起のなかでおぼろげにあった商鞅が形を成してきた。その話が本当なら商鞅とは衛が誇る英雄ではないか。
(衛の公族に生まれた者が、魏の王にすら恐れられる。そんな人物が……本当にいたのか。そんな男が衛にいて、そして……秦の礎を築いた・・・?)
(なぜ、父上も兄上も、その名を語らぬ? 誇らぬ? なぜ、衛は、かの人を忘れてしまった?)

柏の語りが続く中、起はただ黙って聞いていた。冷たい風が川面を撫でていたが、彼の耳にはそれが届かない。目の前の川の流れも、葉の隙間から差し込む陽光が水面に揺れる様子も、すべてが遠く感じられた。商鞅の話が、彼の心に深く刻まれていくのを感じていた。

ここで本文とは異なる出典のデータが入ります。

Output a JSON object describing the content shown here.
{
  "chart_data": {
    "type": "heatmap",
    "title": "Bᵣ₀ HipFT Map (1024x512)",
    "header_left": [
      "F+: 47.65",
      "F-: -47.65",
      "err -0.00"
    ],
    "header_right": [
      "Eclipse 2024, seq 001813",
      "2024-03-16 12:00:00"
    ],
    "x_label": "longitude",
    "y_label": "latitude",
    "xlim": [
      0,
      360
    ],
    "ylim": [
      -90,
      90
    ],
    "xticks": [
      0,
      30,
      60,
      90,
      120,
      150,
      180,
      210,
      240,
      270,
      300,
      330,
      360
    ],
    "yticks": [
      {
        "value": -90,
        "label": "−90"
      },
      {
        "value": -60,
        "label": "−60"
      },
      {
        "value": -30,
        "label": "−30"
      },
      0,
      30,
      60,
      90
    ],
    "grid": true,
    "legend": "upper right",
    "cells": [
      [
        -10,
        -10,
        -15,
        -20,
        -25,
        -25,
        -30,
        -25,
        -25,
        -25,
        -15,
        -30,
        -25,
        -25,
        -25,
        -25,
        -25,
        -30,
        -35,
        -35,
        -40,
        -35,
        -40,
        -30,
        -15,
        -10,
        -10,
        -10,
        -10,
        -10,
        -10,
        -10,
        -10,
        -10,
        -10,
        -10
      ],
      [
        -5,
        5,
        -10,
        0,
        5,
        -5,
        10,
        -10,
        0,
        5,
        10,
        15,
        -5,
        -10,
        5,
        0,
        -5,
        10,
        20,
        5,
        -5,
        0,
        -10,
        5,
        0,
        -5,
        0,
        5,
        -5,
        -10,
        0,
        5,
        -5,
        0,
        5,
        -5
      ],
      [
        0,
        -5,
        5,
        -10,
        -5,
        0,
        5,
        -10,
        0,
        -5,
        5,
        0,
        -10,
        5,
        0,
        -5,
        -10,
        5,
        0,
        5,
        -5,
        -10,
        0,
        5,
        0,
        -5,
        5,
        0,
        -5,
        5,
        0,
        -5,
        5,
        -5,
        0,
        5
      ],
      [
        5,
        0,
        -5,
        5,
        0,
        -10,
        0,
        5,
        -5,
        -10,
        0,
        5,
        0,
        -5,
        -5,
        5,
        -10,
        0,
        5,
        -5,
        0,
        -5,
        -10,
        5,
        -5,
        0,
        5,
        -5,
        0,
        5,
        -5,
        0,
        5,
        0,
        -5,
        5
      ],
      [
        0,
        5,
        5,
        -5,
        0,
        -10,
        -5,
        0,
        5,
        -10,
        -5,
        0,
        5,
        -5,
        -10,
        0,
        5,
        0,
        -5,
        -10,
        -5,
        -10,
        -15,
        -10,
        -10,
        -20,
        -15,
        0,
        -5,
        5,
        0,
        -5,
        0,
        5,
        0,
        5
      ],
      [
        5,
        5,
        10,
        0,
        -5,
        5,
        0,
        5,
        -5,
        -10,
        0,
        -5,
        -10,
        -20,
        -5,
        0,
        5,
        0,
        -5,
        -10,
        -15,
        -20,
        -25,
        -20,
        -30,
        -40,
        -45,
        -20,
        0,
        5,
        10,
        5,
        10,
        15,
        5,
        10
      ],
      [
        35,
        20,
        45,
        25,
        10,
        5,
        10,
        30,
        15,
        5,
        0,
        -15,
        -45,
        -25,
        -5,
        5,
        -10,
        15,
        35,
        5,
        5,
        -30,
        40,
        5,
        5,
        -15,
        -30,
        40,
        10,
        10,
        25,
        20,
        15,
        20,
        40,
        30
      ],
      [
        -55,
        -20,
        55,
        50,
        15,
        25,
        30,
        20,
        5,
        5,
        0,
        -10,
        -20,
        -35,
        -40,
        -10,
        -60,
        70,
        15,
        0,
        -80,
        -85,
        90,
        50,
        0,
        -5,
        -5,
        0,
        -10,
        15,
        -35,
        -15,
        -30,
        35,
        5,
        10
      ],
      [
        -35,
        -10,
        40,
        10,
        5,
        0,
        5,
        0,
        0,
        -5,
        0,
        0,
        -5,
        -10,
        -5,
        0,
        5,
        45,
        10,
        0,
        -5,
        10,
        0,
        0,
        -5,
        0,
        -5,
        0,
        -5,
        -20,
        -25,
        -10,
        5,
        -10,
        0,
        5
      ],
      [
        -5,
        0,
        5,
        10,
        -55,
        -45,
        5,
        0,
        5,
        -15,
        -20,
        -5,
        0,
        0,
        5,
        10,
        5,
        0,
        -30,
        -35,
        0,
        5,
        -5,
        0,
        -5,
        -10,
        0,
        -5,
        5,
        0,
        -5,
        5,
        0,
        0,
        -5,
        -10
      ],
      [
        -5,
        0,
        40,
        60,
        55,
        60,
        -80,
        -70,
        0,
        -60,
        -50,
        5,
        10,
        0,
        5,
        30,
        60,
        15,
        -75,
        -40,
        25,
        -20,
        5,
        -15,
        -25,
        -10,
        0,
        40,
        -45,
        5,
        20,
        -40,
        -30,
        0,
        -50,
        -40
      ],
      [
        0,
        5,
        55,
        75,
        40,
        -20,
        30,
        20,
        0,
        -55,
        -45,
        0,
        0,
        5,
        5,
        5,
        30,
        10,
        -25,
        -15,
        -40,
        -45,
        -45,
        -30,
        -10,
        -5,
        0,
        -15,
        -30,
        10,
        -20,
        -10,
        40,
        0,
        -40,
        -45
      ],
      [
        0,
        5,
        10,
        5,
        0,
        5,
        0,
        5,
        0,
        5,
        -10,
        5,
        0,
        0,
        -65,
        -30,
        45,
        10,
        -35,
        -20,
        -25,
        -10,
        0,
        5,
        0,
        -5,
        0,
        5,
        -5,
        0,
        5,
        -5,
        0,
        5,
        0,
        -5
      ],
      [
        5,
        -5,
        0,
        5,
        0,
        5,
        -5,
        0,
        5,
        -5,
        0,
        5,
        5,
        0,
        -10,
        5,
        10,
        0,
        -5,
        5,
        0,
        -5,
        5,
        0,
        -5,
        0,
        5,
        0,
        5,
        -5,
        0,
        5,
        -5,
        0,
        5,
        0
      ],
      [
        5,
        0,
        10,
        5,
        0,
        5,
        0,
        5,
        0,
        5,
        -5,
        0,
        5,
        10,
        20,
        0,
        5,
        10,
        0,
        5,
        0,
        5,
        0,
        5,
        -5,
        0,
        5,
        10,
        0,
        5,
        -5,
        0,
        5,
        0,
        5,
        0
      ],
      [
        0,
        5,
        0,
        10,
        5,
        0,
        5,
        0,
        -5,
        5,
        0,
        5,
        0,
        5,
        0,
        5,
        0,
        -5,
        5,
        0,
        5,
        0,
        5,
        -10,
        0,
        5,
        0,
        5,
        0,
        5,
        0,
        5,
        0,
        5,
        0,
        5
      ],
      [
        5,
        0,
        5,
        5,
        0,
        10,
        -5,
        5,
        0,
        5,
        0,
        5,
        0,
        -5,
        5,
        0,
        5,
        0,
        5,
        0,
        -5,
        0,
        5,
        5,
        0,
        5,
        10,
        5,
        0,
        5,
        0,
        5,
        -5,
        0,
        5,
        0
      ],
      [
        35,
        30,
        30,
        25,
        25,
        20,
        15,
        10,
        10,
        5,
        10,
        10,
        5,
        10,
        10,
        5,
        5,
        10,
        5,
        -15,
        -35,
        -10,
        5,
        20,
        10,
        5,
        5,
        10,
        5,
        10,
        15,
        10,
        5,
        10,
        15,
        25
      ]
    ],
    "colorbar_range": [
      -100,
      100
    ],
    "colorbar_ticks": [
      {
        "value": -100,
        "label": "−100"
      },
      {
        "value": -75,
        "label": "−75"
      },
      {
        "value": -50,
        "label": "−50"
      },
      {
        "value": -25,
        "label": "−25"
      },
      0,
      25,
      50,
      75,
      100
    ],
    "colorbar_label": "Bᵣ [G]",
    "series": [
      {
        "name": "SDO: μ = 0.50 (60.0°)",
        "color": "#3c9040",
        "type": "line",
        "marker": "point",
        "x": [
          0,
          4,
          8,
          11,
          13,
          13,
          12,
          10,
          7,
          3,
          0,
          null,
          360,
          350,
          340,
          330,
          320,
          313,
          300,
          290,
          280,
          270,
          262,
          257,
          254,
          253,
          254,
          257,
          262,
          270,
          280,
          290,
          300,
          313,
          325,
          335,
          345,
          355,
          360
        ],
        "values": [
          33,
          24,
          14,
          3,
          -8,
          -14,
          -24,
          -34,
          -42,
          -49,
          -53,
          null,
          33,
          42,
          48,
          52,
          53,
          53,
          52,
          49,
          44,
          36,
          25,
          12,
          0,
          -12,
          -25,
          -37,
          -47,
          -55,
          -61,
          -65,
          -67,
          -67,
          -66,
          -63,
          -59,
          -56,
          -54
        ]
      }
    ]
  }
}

「その後、伝手を頼って秦に赴かれ、時の秦王・考公さまに才能を認められ、ついには宰相となられたのです。
しかも政務だけではございません。商鞅さまは魏にも攻め入り、大勝されたこともあります。その功績により、秦王より“商”と“於”の土地を賜り、それ以来“商鞅”と称されるようになりました。」

起の胸に、商鞅の姿が次第に像を結んでいく。
衛という辺境の小国に生まれながら、その才を魏の名宰相に見出され、そして王に見限られるや否や他国に渡り、その地で宰相にまで上り詰めた――。
それは、どの英雄譚にも勝るほどの生き様に思えた。

「なんと、商鞅というお方はとてつもない英雄ではないか!素晴らしい!
私も、商鞅のような人物になりたい! 商鞅は今も秦におられるのか?」

起は興奮のまま、柏に一歩詰め寄る。今も生きているのなら、どこかで会えるかもしれない。
そんな淡い期待に胸を膨らませていた。

柏はその視線を受け止めきれず、ふと目を逸らすと、ほんの短い沈黙を挟んで、少し声音を落とした。

「……いえ。もう、随分と前に亡くなられております……。
――起さま。今日はこのあたりで戻りましょう。あまり遅くなると、お父上に叱られてしまいます。」

そう言って柏は、いつになく穏やかな口調で促す。
起は、どこか遠くを見つめるような柏の声に、言葉を飲み込んだ。

ふと見ると、柏はそっと地面に杖をつき、重心を移しながらゆっくりと歩き出していた。
片足をかばうようなその歩き方に、起はこれまであまり意識したことのなかった柏の過去を、初めて思った。